Of a b13 coilover, or spring install?
something that I could follow to aid in installing springs?
any help is appreciated
thanks1! :thumbup:


----------



## whitelightening (Apr 14, 2004)

*pics*



koshimaro said:


> Of a b13 coilover, or spring install?
> something that I could follow to aid in installing springs?
> any help is appreciated
> thanks1! :thumbup:


look on www.floridasr20s.com they have the install on there


----------



## koshimaro (Jun 28, 2002)

thanks man!


----------



## new94 (Jan 9, 2004)

i just had my back strut's replaced the hardest part was getting the brake line's off without breaking one, and check your sway bar end links while your at it mine need replacing soon.
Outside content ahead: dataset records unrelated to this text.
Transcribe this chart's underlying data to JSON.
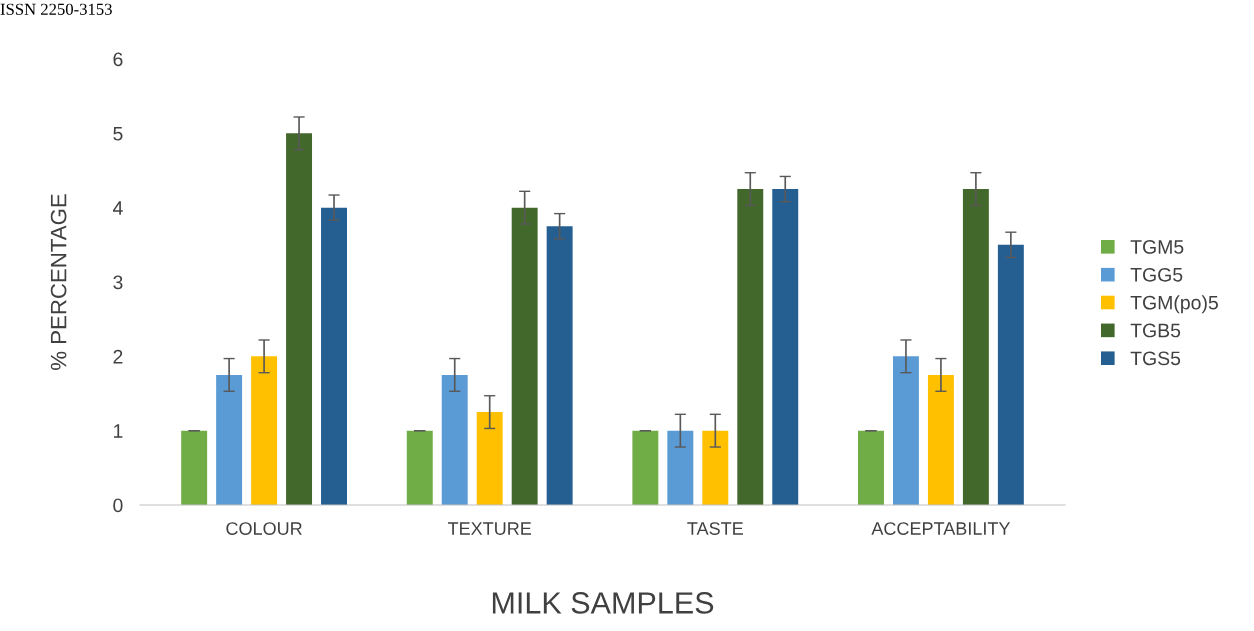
{
  "chart_data": {
    "type": "bar",
    "ylabel": "% PERCENTAGE",
    "xlabel": "MILK SAMPLES",
    "annotations": [
      "ISSN 2250-3153"
    ],
    "categories": [
      "COLOUR",
      "TEXTURE",
      "TASTE",
      "ACCEPTABILITY"
    ],
    "series": [
      {
        "name": "TGM5",
        "color": "#70ad47",
        "values": [
          1,
          1,
          1,
          1
        ],
        "errors": [
          0,
          0,
          0,
          0
        ]
      },
      {
        "name": "TGG5",
        "color": "#5b9bd5",
        "values": [
          1.75,
          1.75,
          1,
          2
        ],
        "errors": [
          0.22,
          0.22,
          0.22,
          0.22
        ]
      },
      {
        "name": "TGM(po)5",
        "color": "#ffc000",
        "values": [
          2,
          1.25,
          1,
          1.75
        ],
        "errors": [
          0.22,
          0.22,
          0.22,
          0.22
        ]
      },
      {
        "name": "TGB5",
        "color": "#43682b",
        "values": [
          5,
          4,
          4.25,
          4.25
        ],
        "errors": [
          0.22,
          0.22,
          0.22,
          0.22
        ]
      },
      {
        "name": "TGS5",
        "color": "#255e91",
        "values": [
          4,
          3.75,
          4.25,
          3.5
        ],
        "errors": [
          0.17,
          0.17,
          0.17,
          0.17
        ]
      }
    ],
    "ylim": [
      0,
      6
    ],
    "yticks": [
      0,
      1,
      2,
      3,
      4,
      5,
      6
    ],
    "grid": false,
    "legend": "right"
  }
}
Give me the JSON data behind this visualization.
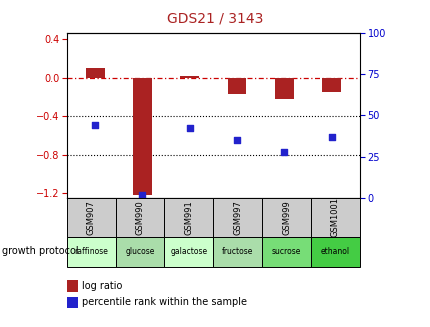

You'll also need the coil tool if your strut's aren't fully assembled.


----------



## b14bluebird (Apr 15, 2004)

can anyone see a b13 ser for sale please email ([email protected] 
thanks


----------



## koshimaro (Jun 28, 2002)

so, can i keep my stock struts with my coilovers?


----------



## ReVerm (Jan 13, 2003)

koshimaro said:


> so, can i keep my stock struts with my coilovers?


No.


----------



## koshimaro (Jun 28, 2002)

ReVerm said:


> No.


you serious  

okay i have my coilovers, so what else would i need to install them?


----------



## ReVerm (Jan 13, 2003)

koshimaro said:


> you serious
> 
> okay i have my coilovers, so what else would i need to install them?


Unless your coilovers have the same spring rate and free length as the stock spring, you will need to upgrade your dampers (shocks & struts). What are the spring rates of your coilovers?


----------



## koshimaro (Jun 28, 2002)

i couldnt tell you, they are a set of those ebay springs :thumbdwn:


----------



## ReVerm (Jan 13, 2003)

koshimaro said:


> i couldnt tell you, they are a set of those ebay springs :thumbdwn:


That's unfortunate. A lot of those eBay springs apparently come with spring rates in the neighborhood of 300lbs/in, so you're going to need to spend a fair amount of money just to get dampers that will give you half decent handling and be able to sustain the increased spring rate. You're looking at KYB AGX's and the like. If you put them on your stock shocks/struts, you'll blow them out in a few months.

Yes, I know it's a lot more expensive than you wanted it to be. That's why you got eBay coils in the first place. But that's the price you pay for going cheap. Sorry.


----------